Although Sonya Richmond and her partner Sean Morton no longer have a home to go home to — they sold their house to finance their three-year, 24,000km trek along the new Trans-Canada Trail — the 40-something couple has decided to find a warm hearth somewhere and resume hiking again in the spring.
In just over five months, Richmond, 42 and Morton, 45, covered almost 3,000km from Cape Spear, Newfoundland to Rivière-du-Loup, Quebec. They have eked by on 20 dollars a day, thanks to a basic diet of oatmeal, peanut butter and rice and beans. But now, as winter sets into eastern Canada, the budget-conscious hikers have found that their equipment is not up to the increasingly harsh conditions. Instead, they will hunker down, try to find paying work and resume their quest for sponsors.
“The challenges of keeping our food and water unfrozen, being unable to stop for breaks during the day without immediately freezing, making camp and cleaning up in the snow and subzero temperatures, and both beginning and ending each day in darkness are too much,” Richmond wrote in their blog.
They have still managed to average approximately 40km a day, despite just seven hours of ever-diminishing daylight, compounded with blizzards and high winds.

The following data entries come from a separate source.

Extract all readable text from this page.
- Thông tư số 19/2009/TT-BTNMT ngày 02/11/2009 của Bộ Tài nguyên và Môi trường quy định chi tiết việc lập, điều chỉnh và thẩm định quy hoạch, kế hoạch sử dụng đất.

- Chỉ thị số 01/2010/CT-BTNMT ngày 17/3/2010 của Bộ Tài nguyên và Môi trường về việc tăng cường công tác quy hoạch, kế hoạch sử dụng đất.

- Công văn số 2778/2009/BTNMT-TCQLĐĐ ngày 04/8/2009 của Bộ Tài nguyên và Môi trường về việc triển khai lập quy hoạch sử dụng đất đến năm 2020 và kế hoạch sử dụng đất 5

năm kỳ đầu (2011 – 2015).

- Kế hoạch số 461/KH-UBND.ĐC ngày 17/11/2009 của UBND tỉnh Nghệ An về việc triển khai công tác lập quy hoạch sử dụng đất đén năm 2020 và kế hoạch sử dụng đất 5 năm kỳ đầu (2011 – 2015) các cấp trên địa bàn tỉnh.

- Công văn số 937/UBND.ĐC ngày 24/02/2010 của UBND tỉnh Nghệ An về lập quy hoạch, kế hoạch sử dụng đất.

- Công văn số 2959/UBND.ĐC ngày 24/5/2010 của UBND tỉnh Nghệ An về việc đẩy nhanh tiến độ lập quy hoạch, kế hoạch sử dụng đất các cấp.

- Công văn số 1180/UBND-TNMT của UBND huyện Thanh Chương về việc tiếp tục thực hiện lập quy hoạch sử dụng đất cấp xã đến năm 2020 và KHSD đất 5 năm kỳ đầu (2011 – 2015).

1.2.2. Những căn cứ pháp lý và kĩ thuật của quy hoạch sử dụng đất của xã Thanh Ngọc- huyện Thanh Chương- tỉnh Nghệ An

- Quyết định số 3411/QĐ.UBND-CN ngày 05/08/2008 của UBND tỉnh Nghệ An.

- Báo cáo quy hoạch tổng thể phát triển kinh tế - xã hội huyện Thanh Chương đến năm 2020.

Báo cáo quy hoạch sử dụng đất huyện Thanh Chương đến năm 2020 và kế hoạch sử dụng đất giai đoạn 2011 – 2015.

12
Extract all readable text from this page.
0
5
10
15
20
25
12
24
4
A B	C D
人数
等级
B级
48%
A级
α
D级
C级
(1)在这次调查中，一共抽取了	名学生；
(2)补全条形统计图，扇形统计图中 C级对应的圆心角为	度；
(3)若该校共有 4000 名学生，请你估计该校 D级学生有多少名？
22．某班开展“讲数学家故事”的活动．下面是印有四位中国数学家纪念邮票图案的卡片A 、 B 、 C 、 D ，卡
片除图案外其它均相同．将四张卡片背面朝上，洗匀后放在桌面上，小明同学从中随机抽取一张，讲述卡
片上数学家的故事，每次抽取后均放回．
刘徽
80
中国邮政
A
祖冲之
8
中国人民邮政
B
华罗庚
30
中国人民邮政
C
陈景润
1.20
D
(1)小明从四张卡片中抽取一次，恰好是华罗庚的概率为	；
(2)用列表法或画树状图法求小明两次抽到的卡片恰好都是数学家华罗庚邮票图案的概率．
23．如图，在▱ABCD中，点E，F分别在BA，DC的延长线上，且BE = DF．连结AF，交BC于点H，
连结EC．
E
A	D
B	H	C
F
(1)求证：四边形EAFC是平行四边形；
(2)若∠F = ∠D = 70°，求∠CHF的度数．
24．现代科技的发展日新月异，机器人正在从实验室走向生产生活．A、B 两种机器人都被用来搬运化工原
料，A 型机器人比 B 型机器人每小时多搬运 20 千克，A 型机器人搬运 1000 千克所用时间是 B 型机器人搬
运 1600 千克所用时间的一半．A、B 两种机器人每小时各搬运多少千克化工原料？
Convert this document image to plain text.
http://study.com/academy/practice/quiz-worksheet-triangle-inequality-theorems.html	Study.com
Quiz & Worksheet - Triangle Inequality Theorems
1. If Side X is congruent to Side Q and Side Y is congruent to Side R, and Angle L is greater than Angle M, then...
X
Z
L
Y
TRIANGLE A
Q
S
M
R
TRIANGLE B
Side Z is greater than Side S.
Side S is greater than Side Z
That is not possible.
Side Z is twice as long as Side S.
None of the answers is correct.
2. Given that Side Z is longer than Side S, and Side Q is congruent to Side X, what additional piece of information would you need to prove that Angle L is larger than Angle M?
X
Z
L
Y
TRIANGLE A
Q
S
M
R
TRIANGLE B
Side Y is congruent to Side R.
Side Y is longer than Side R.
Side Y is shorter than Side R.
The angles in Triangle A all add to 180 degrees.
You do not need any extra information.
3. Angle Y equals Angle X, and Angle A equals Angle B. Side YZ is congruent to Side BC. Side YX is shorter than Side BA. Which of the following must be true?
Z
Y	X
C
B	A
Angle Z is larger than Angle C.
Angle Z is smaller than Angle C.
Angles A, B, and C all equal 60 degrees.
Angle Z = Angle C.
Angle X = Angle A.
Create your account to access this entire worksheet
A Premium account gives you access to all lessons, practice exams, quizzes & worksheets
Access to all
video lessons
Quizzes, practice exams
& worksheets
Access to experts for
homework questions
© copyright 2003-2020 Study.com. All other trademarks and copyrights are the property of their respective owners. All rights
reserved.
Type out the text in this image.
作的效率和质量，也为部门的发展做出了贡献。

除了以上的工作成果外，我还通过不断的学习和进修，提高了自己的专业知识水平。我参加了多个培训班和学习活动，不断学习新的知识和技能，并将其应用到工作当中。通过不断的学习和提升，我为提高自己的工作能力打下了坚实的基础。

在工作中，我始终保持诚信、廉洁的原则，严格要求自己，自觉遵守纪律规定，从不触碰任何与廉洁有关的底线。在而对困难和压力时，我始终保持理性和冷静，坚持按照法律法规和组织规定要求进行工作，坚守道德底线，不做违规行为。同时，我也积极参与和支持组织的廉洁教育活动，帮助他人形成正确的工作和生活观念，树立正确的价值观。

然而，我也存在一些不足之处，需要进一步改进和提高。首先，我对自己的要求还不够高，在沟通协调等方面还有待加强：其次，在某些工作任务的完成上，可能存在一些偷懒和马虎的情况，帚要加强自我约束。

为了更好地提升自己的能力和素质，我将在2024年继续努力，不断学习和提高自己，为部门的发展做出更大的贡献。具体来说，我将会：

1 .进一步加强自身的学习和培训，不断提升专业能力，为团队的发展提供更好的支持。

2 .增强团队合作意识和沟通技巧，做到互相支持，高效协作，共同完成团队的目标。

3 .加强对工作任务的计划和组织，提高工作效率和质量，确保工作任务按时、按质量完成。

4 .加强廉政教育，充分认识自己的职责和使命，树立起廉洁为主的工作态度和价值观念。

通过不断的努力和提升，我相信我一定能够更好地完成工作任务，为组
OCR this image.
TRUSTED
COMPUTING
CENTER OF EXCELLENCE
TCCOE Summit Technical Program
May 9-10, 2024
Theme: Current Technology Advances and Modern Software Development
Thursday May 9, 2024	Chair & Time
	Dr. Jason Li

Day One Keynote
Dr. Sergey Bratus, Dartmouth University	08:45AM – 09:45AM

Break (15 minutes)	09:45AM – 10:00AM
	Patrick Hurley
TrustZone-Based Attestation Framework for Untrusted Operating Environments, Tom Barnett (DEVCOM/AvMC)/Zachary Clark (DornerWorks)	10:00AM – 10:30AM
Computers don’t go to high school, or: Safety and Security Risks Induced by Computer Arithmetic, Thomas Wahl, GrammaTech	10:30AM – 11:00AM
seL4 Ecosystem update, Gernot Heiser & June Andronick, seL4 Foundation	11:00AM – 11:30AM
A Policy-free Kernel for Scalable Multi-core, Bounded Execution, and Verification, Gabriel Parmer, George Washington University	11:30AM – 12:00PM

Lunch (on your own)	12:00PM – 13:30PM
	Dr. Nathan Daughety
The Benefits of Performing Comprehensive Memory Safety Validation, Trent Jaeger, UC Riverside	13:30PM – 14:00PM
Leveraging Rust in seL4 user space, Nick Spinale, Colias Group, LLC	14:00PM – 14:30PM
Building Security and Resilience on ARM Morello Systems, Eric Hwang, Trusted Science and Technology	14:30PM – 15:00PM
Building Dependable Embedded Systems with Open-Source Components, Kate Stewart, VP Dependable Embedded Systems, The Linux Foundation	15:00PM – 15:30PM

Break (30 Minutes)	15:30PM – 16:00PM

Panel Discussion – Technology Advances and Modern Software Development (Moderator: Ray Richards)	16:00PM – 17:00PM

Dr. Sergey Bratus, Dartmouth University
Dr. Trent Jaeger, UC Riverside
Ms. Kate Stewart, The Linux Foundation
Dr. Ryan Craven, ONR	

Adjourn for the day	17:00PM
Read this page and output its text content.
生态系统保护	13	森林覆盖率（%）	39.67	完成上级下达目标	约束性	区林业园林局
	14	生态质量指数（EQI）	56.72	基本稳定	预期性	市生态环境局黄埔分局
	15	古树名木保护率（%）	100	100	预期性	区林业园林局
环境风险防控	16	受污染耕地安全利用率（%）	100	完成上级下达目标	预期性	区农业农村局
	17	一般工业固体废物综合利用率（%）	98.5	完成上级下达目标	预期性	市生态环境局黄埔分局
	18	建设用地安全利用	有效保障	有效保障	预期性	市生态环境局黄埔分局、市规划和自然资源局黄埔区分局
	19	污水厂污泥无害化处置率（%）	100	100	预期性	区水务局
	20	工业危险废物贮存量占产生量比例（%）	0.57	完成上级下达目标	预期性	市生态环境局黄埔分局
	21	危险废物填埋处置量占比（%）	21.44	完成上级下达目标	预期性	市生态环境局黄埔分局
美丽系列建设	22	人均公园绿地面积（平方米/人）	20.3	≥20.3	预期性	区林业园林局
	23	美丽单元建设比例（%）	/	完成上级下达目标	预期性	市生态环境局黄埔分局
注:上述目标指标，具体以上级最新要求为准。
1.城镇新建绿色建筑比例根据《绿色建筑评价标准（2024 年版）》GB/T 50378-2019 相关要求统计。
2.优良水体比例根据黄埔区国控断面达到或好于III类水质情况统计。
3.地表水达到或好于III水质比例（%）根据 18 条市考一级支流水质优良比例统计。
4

For most of their trip, they tried to avoid busy highways in favour of trails and back roads. But winter conditions have caused authorities to close some of those paths to cyclists and hikers. The rural cafes and depanneurs (French for convenience stores) on which they depend for resupplies are also closed or close early in the winter months.
They resume their adventure in spring, 2020. Next year, they hope to walk from Rivière-du-Loup all the way west to milder British Columbia, which they might be able to endure in late fall, and so finish the east-west portion of their trip. Then in summer 2021, they will cover the final, northern section of the Trans-Canada Trail.